6: 名無しさん(仮) 2023/08/31(木)00:23:38

「よし。ヒシミラクル、帰国の準備だ。次の目標は宝塚記念だぞ!」
「トレーナーさん! 私、凱旋門賞勝ったんですよ? ちょっとくらいご褒美とかあっても……」
「なに言ってるんだ。来年また獲りにくるんだからそんな暇はないぞ」
あぁ、やっぱりこの人、凱旋門賞のことしか頭にない。どうしてそんなにこだわるんだろう。
「あの、なんでそこまで凱旋門賞が欲しいんですか?」
「君なら獲れると信じてるからな」
「え……いや、トレーナーさん自身の理由というか……ほら、凱旋門賞って特別ですし」
「そうだ。君が走れるレースの中では一番権威があるだろうな。だから、獲るんだ」
……なんか、トレーナーさんってちょっとおかしい人?まぁ、信じてくれてるならできる限り頑張りますけど……
あぁ、でもフランス観光はしたかったなぁ…………⏰

そして1年後。宝塚記念で勝利した余韻に浸る間もなく私たちは再びフランスへ。ちなみに、宝塚記念勝利後のインタビューはまたもや私の失言で話題となった。

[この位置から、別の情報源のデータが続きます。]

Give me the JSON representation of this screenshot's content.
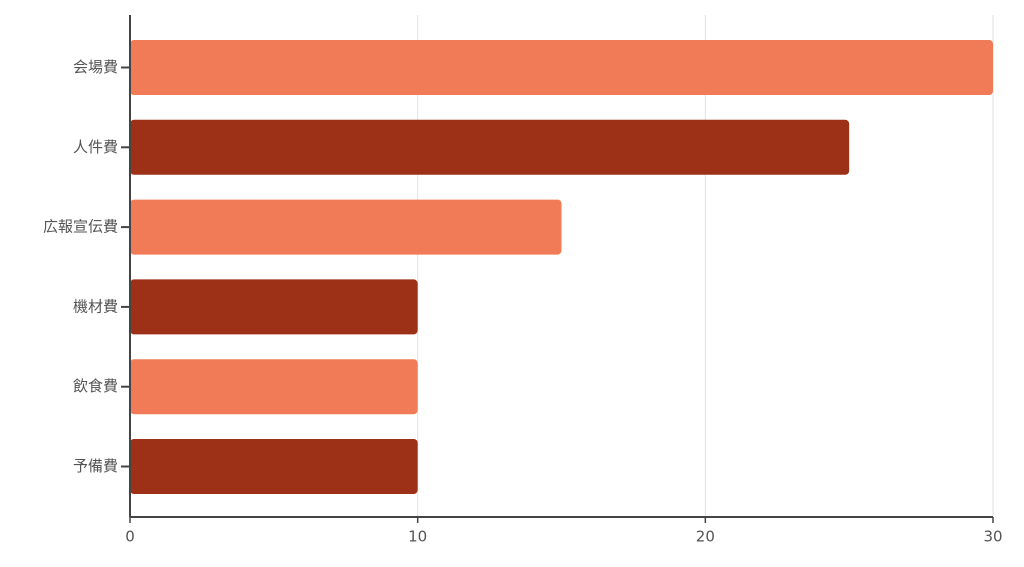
{
  "chart_data": {
    "type": "barh",
    "categories": [
      "会場費",
      "人件費",
      "広報宣伝費",
      "機材費",
      "飲食費",
      "予備費"
    ],
    "values": [
      30,
      25,
      15,
      10,
      10,
      10
    ],
    "colors": [
      "#f07b56",
      "#9c3118",
      "#f07b56",
      "#9c3118",
      "#f07b56",
      "#9c3118"
    ],
    "xlim": [
      0,
      30
    ],
    "xticks": [
      0,
      10,
      20,
      30
    ],
    "grid": true
  }
}
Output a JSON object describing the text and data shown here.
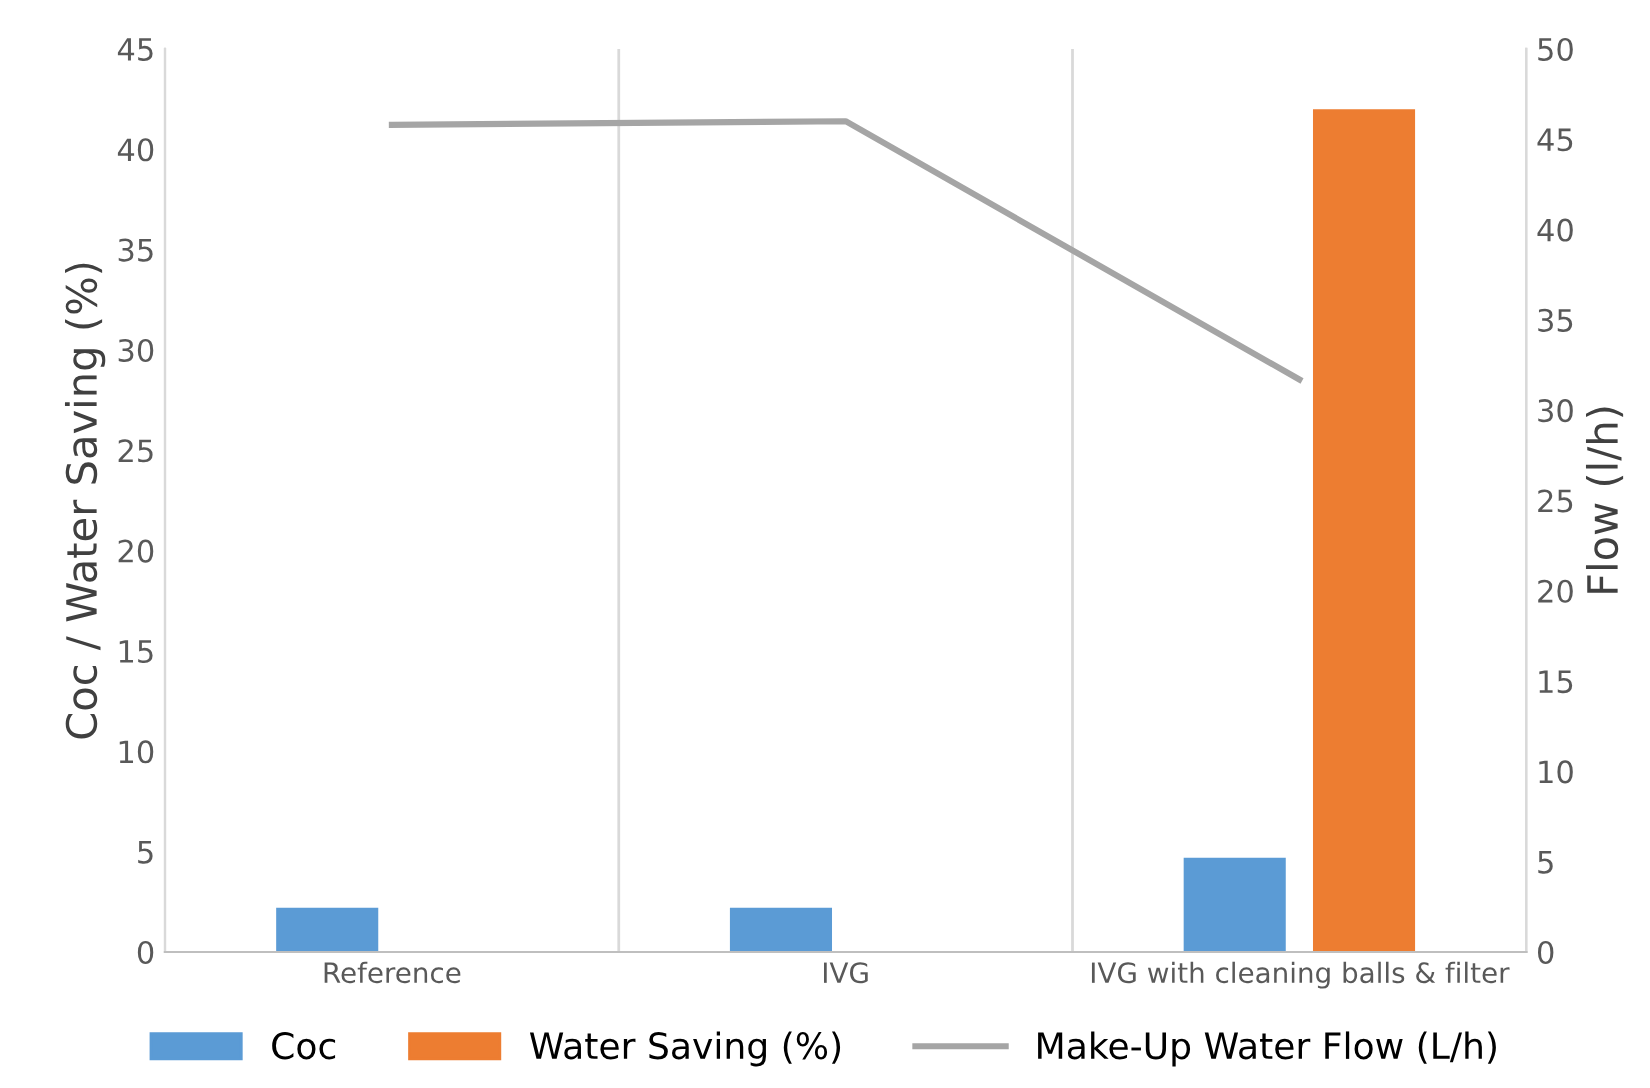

7: 名無しさん(仮) 2023/08/31(木)00:24:13

「まぁ……凱旋門賞ほどキツくはなかったですね」
その日のうちにめちゃくちゃ炎上した。
フランスでの練習の日々。そしてレース。今度はもう少しフランス語を勉強したので、前回のようにトレーナーさんに騙されることはないはずだ。
「今回は君の実力を信じて余計な作戦会議はしない。全力でまた凱旋門賞を獲ってやろう!」
「はい……ヒシミラクル、頑張ってきます!」
1着、ヒシミラクル。今度は2バ身差。流石に私も勘違いしなかった。たっぷり努力して、しっかり勝利したのだ。
「凱旋門賞連覇という歴史的快挙ですが、今のお気持ちは!?」
「去年よりはラクでしたね」
だからやめましょうって! 走った直後の質問するの!インタビューは生中継だったので世界中に見られた。
どうやらこの2年間で失礼なことを言いながら勝利するというのが私のキャラクターとして定着したらしく、特に炎上はしなかった。